Dia adalah Austin hari-harinya diisi dengan membongkar karung-karung berisi pakaian impor, memilah mana yang masih layak jual, dan menjualnya untuk menghidupi keluarganya. Namun, saat ini, sumber nafkahnya itu terancam.
Rencana Menteri Keuangan Purbaya Yudhi Sadewa untuk menertibkan impor baju bekas atau thrifting, bagai tamparan bagi Austin dan rekan-rekannya. Bagi mereka, ini bukan sekadar bisnis, ini adalah satu-satunya tumpuan hidup.
“Ini sudah jadi mata pencaharian orang. Buat hidup,” ujar Austin, menggambarkan betapa vitalnya usaha ini bagi masyarakat di sekitarnya, kepada batamnews.co.id, Rabu, 5 November 2025.
Jerih Payah di Balik Satu Karung Baju
Austin kemudian menjelaskan detil usahanya. Modal yang dibutuhkan tidak kecil. Untuk satu karung atau bal baju bekas, ia harus merogoh kocek mulai dari Rp 1,5 juta hingga Rp 3 juta.
“Satu bal itu tergantung, ada yang Rp1,5 juta, Rp1,7 juta, Rp2 juta, sampai Rp3 juta pun ada,” katanya.
Setelah karung dibeli, proses yang melelahkan dimulai. Semua baju harus dikeluarkan dan diseleksi satu per satu.
“Kita pilah, yang bagus mana, yang jelek mana. Yang dalam arti jelek ini tidak bisa dipakai sama sekali, ya dibuang,” jelas Austin.
Dari satu karung baju dewasa, setelah disortir, biasanya hanya tersisa 40 hingga 60 potong yang layak jual. Untuk baju anak, jumlahnya bisa lebih banyak, mencapai 100 potong.
Austin memberi contoh nyata: dengan modal Rp 1,75 juta untuk satu karung, ia mendapatkan sekitar 50 potong pakaian layak jual. Setiap potongnya ia jual mulai dari Rp 35.000. Perhitungan itulah yang menopang hidupnya.
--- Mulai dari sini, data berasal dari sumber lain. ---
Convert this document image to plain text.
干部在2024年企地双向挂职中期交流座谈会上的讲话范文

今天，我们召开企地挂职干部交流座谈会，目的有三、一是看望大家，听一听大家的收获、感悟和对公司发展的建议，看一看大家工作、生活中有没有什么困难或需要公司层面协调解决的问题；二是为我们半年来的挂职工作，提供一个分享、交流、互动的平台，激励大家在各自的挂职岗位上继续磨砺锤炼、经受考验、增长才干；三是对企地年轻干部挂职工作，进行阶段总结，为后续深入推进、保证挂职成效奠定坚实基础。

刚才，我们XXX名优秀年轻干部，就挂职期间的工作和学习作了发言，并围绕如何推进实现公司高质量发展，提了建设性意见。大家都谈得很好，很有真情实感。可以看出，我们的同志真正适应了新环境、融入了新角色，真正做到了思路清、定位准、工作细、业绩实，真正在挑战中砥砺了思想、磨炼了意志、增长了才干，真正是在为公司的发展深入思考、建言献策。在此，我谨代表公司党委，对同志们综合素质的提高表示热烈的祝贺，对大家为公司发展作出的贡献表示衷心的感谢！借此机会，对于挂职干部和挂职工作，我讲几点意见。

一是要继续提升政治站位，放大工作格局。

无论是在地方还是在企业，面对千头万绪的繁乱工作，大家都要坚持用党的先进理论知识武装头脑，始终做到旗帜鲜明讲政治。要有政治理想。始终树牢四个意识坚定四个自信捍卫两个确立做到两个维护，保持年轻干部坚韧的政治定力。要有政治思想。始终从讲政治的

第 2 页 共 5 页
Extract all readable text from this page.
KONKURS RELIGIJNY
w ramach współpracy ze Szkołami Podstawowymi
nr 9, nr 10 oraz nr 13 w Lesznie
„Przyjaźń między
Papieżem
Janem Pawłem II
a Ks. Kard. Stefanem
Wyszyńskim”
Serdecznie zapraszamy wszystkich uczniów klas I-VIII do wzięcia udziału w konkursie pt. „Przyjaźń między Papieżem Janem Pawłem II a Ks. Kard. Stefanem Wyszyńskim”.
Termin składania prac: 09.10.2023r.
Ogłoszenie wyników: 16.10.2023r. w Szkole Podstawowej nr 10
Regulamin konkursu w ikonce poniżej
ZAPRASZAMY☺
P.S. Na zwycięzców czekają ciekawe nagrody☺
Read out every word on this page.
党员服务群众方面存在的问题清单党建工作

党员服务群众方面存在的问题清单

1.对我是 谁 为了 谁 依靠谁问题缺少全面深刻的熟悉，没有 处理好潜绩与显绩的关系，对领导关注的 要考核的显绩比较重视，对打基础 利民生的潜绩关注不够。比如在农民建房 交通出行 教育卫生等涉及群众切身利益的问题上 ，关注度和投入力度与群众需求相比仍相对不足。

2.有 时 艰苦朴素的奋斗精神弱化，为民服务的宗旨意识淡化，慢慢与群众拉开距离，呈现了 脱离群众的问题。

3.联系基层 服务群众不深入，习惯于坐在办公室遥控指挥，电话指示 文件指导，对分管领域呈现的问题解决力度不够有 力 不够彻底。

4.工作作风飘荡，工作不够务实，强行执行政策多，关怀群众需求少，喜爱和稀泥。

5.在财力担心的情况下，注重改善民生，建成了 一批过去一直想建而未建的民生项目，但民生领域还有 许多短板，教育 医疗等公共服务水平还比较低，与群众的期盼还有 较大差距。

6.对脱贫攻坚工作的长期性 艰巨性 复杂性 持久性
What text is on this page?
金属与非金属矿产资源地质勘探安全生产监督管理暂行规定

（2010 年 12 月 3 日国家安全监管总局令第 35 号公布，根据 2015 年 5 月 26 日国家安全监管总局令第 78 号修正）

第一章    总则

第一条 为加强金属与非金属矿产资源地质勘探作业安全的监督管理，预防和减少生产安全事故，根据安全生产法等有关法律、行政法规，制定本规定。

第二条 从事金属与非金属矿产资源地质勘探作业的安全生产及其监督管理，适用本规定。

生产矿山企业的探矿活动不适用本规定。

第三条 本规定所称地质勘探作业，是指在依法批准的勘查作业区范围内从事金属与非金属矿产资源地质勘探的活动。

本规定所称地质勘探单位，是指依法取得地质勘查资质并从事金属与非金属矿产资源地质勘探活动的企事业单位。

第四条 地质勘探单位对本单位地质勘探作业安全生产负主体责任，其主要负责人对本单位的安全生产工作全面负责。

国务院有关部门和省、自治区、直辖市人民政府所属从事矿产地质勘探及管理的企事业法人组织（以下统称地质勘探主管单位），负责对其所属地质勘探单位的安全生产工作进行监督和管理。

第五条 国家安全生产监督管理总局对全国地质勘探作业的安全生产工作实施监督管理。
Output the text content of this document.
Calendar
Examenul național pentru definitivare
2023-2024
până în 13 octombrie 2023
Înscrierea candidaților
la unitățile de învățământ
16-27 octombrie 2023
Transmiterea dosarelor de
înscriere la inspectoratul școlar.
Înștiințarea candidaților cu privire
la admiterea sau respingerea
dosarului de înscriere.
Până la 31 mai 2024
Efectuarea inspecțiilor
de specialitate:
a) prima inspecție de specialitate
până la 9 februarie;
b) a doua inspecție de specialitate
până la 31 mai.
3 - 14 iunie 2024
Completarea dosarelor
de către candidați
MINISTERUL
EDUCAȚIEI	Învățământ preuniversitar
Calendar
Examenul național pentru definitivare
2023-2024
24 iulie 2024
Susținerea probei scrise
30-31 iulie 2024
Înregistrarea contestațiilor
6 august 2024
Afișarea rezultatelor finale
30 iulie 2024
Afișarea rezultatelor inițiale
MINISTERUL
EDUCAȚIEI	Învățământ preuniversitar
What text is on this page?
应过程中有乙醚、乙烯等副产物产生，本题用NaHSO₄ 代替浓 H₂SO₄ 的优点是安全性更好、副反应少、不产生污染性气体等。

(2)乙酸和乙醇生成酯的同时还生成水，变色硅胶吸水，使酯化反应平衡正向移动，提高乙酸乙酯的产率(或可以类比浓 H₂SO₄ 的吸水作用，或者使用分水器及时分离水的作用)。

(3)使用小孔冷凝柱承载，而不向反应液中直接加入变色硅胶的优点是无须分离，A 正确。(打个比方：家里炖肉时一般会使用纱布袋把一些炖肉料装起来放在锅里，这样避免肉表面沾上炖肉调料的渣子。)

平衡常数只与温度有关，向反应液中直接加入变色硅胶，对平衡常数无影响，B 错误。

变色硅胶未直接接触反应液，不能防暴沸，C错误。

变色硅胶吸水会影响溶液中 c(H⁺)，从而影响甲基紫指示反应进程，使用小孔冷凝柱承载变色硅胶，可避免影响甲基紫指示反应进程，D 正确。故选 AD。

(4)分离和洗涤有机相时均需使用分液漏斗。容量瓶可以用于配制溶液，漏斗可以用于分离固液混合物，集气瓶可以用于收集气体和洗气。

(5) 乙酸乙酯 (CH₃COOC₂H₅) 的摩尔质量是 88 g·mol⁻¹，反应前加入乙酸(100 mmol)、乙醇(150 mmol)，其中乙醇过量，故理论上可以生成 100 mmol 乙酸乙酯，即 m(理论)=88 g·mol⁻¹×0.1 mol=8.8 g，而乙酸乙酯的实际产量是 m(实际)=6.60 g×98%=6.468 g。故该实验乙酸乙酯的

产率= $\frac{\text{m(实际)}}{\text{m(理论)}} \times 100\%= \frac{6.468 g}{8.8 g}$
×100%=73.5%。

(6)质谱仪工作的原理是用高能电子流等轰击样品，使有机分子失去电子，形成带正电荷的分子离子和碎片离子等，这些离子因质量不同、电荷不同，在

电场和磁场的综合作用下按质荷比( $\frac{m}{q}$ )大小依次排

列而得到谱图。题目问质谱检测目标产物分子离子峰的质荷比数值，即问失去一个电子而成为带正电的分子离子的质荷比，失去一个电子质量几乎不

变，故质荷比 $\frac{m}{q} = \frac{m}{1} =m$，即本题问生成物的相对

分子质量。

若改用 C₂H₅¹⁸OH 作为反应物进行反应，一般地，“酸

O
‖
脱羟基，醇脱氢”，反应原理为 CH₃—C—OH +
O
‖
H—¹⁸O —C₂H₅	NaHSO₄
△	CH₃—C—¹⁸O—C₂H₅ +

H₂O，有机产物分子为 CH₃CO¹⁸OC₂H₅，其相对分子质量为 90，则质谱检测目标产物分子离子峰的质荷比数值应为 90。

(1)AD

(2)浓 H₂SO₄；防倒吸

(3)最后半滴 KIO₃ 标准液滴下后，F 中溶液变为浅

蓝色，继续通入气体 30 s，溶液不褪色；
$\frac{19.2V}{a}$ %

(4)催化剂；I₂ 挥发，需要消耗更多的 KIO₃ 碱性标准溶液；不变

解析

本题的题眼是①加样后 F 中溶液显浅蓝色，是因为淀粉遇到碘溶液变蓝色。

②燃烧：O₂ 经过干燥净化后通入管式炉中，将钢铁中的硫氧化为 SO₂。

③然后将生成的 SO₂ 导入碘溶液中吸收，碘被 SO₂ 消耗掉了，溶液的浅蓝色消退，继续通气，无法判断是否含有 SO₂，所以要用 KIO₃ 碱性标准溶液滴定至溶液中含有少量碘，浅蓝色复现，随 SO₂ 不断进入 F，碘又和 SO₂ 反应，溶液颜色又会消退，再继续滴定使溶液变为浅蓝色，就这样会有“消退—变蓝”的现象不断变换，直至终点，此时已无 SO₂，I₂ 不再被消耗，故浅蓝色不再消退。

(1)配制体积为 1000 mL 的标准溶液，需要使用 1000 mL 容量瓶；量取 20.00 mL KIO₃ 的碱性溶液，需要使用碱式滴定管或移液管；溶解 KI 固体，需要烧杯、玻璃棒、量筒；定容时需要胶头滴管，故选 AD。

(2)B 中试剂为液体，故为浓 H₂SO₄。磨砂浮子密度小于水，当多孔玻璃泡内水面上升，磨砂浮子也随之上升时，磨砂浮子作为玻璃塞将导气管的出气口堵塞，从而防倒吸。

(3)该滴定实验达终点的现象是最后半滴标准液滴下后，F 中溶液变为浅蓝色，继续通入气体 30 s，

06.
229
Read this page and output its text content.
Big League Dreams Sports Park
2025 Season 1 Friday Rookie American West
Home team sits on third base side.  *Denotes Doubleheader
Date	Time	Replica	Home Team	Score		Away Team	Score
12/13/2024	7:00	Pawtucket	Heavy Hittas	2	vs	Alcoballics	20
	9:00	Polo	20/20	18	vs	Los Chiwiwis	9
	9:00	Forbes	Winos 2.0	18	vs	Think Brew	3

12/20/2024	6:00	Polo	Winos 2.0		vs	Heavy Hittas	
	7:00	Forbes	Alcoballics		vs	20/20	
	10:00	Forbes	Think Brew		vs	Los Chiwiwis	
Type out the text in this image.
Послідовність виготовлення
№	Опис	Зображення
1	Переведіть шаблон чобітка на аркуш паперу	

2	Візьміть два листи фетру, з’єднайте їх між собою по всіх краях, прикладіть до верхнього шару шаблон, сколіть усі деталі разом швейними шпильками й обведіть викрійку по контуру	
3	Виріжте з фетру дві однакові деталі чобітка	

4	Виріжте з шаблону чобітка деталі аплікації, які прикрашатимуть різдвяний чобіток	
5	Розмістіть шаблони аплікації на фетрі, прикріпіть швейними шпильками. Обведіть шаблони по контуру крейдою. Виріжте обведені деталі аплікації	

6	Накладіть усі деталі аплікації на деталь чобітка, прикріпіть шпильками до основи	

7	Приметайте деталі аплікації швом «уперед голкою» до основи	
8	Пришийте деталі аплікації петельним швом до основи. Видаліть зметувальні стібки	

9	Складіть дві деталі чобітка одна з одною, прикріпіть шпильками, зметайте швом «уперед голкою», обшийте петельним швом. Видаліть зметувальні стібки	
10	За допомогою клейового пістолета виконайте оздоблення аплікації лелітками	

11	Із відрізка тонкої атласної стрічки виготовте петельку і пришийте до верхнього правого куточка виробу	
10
Pusat peredaran baju bekas di Batam, menurut Austin, berada di kawasan Jodoh dan Batu Aji. Namun, ada juga yang mengambil jalur langsung dari Singapura dengan sistem yang sudah terjalin.
Menghadapi wacana penertiban, Austin menyampaikan harapan sederhana para pedagang.
“Harapannya jangan dipersulit lah,” pintanya. Ia memahami jika pemerintah ingin membuat aturan, tetapi meminta agar itu tidak mematikan usaha rakyat.
Solusi yang ia tawarkan pun sederhana: transparansi dan kepastian.
“Kalau memang ada biayanya, ada pajaknya, ya tinggal disesuaikan. Jangan tidak ada sama sekali,” tegas Austin. Baginya, yang penting ada kejelasan, sehingga para pedagang bisa menyesuaikan dan terus berusaha.
Baca juga: DPRD Batam Sepakat Lanjutkan Pembahasan Ranperda PSU Perumahan
Niat Pemerintah dan Respons di Lapangan
Di tempat lain, Menteri Purbaya membahas rencana ini dengan serius. Dalam rapat kerja dengan DPD, ia menyatakan bahwa impor baju bekas berisiko merusak industri tekstil dan garmen dalam negeri. Ia bertekad menertibkan praktik yang dianggapnya ilegal ini.
Namun, Purbaya juga mengaku menyadari gelombang penolakan yang muncul. Ia bahkan memantau respons masyarakat melalui platform seperti TikTok.
“Rupanya banyak juga pedagang itu ya, hidup dari situ ya, pedagang thrifting, marah-marah sama saya,” ujarnya mengakui.
Cerita Austin dan pernyataan Purbaya menggambarkan dua sisi yang sedang berhadapan. Di satu sisi, niat untuk melindungi industri domestik.
Di sisi lain, realitas ribuan orang seperti Austin yang menggantungkan hidupnya pada usaha thrifting. Jalan tengah yang mendengarkan suara para pedagang seperti Austin, mungkin adalah kuncinya.